BMF: Schreiben zum PStTG – wie verhalten sich die verfahrensrechtlichen Normen zu den umsatzsteuerlichen Regelungen und was müssen meldepflichtige Plattformbetreiber künftig beachten?

Für betroffene Plattformbetreiber stellt sich die Frage, welche Auswirkungen die verfahrensrechtlichen Regelungen des Plattformen-Steuertransparenzgesetzes (PStTG) auf die umsatzsteuerlichen Normen im Einzelfall haben. Das BMF nimmt zu den Anwendungsfragen des PStTG im Rahmen eines Frage-Antwort-Katalogs Stellung.

Hintergrund

Bereits seit 2013 gibt es verschiedene Regelungen zur Zusammenarbeit der Verwaltungsbehörden im Bereich der Besteuerung (Directives on Adminstrative Cooperation, „DAC“). Beginnend im Bereich Arbeitseinkommen („DAC1“), über Kapitaleinkommen („DAC2“), Verrechnungspreise („DAC3“) sowie länderspezifische Reports („DAC4“), über Geldwäsche („DAC5“) und Steuergestaltungen („DAC6“), regelt „DAC7“ den grenzüberschreitenden, automatischen Informationsaustausch von Meldepflichten für Betreiber digitaler Plattformen über ihre Verkäufer. Waren, Dienstleistungen, Informationen und Daten werden zunehmend über digitale Geschäftsmodelle vertrieben. Die Regelungen von DAC7 dienen daher im Wesentlichen der Vermeidung von Steuerausfällen, der Schaffung einer höheren Transparenz, sowie dem Ziel, eine faire und einfache Besteuerung von Tätigkeiten auf diesen Handelsplätzen zu erreichen. In Deutschland wurde die DAC7 Richtlinie durch das Plattform-Steuertransparenzgesetz (PStTG) vom 20.12.2022 in nationales Recht umgesetzt (Richtlinie EU 2021/514 des Rates vom 22.03.2021 zur Änderung der Richtlinie 2011/16/EU über die Zusammenarbeit der Verwaltungsbehörden im Bereich der Besteuerung, siehe Deloitte Tax-News). Das PStTG ist seit dem 01.01.2023 in Kraft und regelt im Wesentlichen den Kreis der meldepflichtigen Plattformbetreiber, den Umfang der umfassenden Melde- und Aufzeichnungspflichten sowie die Sanktionen, die bei einem Verstoß drohen. Rechtliche Auswirkungen auf die Besteuerung von Einkünften oder Umsätzen hat das PStTG nicht. Es beinhaltet ausschließlich steuerliches Verfahrensrecht und berührt die übrigen Steuergesetze (bspw. Einkommensteuergesetz, Körperschaftsteuergesetz, Gewerbesteuergesetz, Umsatzsteuergesetz) nicht. Der erste Meldetermin für meldepflichtige Plattformbetreiber ist der 31.01.2024 für den Zeitraum des Kalenderjahres 2023.

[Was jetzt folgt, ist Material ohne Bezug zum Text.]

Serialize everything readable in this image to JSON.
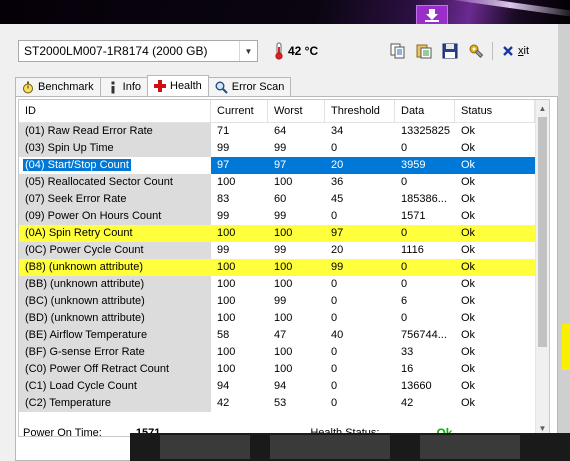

Das BMF hat mit Schreiben vom 02.02.2023 auf das Inkrafttreten des PStTG reagiert und nimmt Bezug auf die sachgerechte Umsetzung des PStTG sowie auf praxisrelevante Anwenderfragen (zur allgemeinen Darstellung des BMF-Schreibens zum PStTG siehe Deloitte Tax-News

Zusammenspiel von PStTG und Umsatzsteuer – wesentliche Aussagen des BMF-Schreibens

Die in § 22f UStG geregelten besonderen Aufzeichnungspflichten für Betreiber von elektronischen Schnittstellen sind mit den ausführlichen Melde- und Sorgfaltspflichten für Plattformbetreiber nach dem PStTG nicht zu vergleichen. Der Anwendungsbereich des PStTG ist personell weiter gefasst und enthält auch deutlich härtere Strafen, die dem Plattformbetreiber bei Nichteinhaltung der Melde- oder Sorgfaltspflichten drohen. Davon abgesehen betreffen die verfahrensrechtlichen Vorschriften des PStTG in erster Linie zwar in Deutschland ansässigen Plattformbetreiber, aber auch ausländische Plattformen müssen unter bestimmten Bedingungen im Inland Meldungen abgeben.

Fraglich ist, ob und wenn ja welche Auswirkungen die verfahrensrechtlichen Normen des PStTG auf die umsatzsteuerlichen Regelungen haben. Beispiel: Muss sich der unter die Regelungen des PStTG fallende Plattformbetreiber, der sich bereits nach §§ 22f iVm 25e UStG bei der örtlichen Finanzbehörde registriert hat auch beim BZSt registrieren? Unter Berücksichtigung der geltenden umsatzsteuerlichen Vorschriften ist daher das BMF-Schreiben, das Erläuterungen zum Zusammenspiel der unterschiedlichen gesetzlichen Vorschriften enthält, hilfreich. So stellt das BMF unter anderem klar, dass eine Registrierung nach §§ 22f, 25e UStG bei der örtlichen Finanzbehörde nicht zum Wegfall der Anmeldepflicht des Plattformbetreibers beim BZSt für Zwecke des PStTG führt. Zu den meldepflichtigen Informationen gehört nach dem PStTG auch die Umsatzsteuer, die vom Plattformbetreiber geschuldet und von der an den Anbieter zu zahlenden bzw. gutzuschreibenden Vergütung abgezogen wird, so dass eine Anmeldung für den meldenden Betreiber beim BZSt notwendig ist.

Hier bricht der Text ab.